C’est par exemple de cas de l’ouvrage dirigé par Jean-Pierre Dedieu, Les deux éveils de l’Espagne. 1492-1992, qui fournit sans la moindre référence l’information comme quoi Tomás de Torquemada serait un converso6. Ce «beau livre» qui balaie cinq cent ans d’histoire et d’art espagnoles n’est pas un ouvrage de référence (ce n’est d’ailleurs pas son objectif). Il est pourtant utilisé depuis le 17 octobre 2009 par la notice Wikipedia de Tomás de Torquemada pour justifier que «comme son oncle […] Juan de Torquemada, il est issu d’une famille de nouveaux chrétiens». L’ouvrage de Dedieu, sans source – et pour cause – est une bien mauvaise référence. Surtout, ce «comme son oncle Juan de Torquemada» est une ineptie puisque c’est uniquement par l’intermédiaire de cet oncle qu’on a pu prétendre faire descendre Tomás de Torquemada de conversos. L’affirmation de Wikipedia sur les origines judéo-converties de Tomás de Torquemada n’a, in fine, aucun fondement7.

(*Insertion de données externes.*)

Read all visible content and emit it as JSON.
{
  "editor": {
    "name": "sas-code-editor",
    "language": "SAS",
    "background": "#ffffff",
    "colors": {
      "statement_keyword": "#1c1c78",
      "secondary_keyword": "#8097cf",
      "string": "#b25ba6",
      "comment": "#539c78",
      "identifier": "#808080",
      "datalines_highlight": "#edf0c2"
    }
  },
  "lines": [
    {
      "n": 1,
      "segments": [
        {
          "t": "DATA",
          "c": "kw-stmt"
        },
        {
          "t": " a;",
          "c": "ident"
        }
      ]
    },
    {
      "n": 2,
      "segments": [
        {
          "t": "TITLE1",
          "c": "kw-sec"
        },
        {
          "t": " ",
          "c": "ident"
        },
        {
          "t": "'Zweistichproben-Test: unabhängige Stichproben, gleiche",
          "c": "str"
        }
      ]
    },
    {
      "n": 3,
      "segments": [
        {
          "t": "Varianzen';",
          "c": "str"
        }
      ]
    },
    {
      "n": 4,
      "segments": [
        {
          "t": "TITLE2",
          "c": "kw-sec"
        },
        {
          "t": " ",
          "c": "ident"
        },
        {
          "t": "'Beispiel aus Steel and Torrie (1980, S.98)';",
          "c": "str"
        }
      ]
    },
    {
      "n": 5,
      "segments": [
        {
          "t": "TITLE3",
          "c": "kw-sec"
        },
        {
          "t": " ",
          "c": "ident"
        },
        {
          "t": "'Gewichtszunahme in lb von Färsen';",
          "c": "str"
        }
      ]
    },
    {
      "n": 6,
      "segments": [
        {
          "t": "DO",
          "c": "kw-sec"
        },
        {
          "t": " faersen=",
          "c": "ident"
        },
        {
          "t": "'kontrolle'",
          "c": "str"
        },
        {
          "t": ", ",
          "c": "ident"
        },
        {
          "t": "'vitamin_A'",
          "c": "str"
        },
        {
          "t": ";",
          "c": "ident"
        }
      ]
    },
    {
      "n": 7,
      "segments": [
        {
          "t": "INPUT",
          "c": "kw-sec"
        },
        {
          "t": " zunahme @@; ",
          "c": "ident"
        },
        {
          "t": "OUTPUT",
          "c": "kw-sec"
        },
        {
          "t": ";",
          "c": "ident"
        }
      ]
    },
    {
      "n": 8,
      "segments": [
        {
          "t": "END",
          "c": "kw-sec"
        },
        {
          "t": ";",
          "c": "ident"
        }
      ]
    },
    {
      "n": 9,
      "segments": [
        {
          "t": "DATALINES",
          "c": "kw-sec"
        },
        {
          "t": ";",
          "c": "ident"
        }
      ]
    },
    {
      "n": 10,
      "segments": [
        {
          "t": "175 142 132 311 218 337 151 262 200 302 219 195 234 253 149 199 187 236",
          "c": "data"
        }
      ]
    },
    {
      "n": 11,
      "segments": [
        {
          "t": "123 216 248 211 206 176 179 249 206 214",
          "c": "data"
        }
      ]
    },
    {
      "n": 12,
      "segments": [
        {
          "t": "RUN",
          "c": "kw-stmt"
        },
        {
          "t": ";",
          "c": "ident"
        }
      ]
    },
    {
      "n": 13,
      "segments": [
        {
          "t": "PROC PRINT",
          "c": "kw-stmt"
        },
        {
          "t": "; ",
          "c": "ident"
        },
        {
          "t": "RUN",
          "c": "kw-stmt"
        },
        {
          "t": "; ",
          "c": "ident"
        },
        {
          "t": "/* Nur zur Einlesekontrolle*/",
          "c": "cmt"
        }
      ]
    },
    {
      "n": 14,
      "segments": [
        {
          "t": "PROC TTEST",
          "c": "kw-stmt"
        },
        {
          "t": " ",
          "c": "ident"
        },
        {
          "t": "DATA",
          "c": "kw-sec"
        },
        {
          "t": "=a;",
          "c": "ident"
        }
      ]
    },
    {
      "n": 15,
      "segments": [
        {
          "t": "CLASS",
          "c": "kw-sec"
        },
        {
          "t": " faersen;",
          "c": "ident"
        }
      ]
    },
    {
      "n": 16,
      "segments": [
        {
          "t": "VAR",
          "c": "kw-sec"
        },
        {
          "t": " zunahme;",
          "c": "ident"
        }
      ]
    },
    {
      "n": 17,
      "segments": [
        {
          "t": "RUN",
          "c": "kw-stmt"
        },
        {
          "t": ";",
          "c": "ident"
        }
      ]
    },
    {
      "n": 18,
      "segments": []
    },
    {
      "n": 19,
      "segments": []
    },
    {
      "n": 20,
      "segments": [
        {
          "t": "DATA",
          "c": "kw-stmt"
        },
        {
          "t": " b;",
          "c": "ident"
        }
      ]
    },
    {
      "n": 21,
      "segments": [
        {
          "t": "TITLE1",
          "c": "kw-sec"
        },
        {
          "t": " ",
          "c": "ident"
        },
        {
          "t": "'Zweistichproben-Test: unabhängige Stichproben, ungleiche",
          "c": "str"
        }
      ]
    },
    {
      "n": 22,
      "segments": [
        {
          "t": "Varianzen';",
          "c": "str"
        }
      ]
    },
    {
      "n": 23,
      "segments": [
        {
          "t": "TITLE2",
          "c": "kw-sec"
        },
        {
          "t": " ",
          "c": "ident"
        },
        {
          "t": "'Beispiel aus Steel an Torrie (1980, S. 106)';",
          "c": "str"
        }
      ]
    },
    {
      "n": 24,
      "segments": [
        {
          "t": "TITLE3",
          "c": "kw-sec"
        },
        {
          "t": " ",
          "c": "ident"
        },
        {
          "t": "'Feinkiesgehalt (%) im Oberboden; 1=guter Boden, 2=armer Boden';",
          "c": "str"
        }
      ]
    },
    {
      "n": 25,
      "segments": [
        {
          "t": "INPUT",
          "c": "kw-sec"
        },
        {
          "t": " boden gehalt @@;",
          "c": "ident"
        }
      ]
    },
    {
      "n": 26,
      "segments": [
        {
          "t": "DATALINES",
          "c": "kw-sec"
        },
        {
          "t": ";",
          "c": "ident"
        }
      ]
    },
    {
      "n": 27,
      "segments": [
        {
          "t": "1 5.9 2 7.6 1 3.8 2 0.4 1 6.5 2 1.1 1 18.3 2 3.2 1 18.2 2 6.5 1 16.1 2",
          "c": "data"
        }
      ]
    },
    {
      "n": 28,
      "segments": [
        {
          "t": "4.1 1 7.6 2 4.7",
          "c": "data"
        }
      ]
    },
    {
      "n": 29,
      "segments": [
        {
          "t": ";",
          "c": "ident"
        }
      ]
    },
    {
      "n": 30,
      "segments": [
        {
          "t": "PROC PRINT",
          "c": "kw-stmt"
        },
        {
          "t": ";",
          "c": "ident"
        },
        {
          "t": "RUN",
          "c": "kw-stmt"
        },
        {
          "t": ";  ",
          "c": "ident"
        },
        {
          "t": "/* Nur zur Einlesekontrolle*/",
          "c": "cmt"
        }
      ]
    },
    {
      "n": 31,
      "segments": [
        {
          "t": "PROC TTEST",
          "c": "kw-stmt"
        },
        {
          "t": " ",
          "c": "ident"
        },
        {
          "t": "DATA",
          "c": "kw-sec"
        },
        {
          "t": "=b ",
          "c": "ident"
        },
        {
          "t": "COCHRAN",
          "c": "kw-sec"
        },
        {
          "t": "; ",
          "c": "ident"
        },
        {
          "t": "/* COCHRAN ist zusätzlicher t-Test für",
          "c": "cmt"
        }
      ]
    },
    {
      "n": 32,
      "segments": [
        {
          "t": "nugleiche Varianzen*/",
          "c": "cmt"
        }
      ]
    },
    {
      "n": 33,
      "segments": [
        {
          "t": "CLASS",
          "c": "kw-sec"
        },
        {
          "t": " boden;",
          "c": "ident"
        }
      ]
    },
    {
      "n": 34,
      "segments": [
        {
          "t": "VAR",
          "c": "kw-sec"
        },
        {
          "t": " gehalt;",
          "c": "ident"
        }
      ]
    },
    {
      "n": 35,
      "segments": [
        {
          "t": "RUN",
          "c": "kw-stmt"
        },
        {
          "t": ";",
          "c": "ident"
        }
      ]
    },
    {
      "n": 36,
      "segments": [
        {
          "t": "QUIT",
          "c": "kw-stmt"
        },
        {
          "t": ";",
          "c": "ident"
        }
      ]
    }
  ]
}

Une page d’une édition originale de 1486 du Los Claros Varones de Castilla 
Los Clarones de España

Examinons à présent cette fameuse source historique, la seule évoquant les origines des Torquemada. Elle concerne donc, non pas Tomás, mais son oncle, Juan de Torquemada. Fernando del Pulgar, écrit en 1486 dans son ouvrage, Claros Varones de Castilla («Les hommes illustres de Castille»), ouvrage offert à la reine Isabelle, à propos du cardinal Juan de Torquemada:

«Don Juan de Torquemada, cardinal de Saint-Sixte, fut un homme grand, mince, vénérable en tous ses gestes et par sa présence. Il était originaire de la cité de Burgos. Ses aïeux étaient de lignage de Juifs convertis à la sainte foi catholique8»

Fernando del Pulgar était le chroniqueur des Rois Catholiques. Et il était lui-même le fils d’un converso. Son ouvrage visait à présenter quelques personnages illustres de Castille à la Reine Isabelle. Il faut relever qu’il commet quelques erreurs, comme celle de faire naître Juan de Torquemada à Burgos9. Del Pulgar écrit à une époque où la loyauté et la foi des conversos et de leurs descendants sont violemment mis en doute. Et il est, en quelque sorte, en «première ligne». A-t-il présenté Juan de Torquemada, prince de l’Eglise dont le pedigree religieux et politique était immaculé, comme un descendant de converso, afin de présenter un contre-exemple édifiant, et se protéger lui-même?

C’est la thèse de Norman Roth, dans son ouvrage Conversos, Inquisition and the Expulsion of the Jews from Spain10.

Roth qualifie les notices biographiques que del Pulgar présente à Isabelle comme «particulièrement romancées11» Il rapporte qu’il a été démontré que del Pulgar avait considérablement remanié certaines de ses œuvres pour les adapter au plus près au climat politique et religieux du moment.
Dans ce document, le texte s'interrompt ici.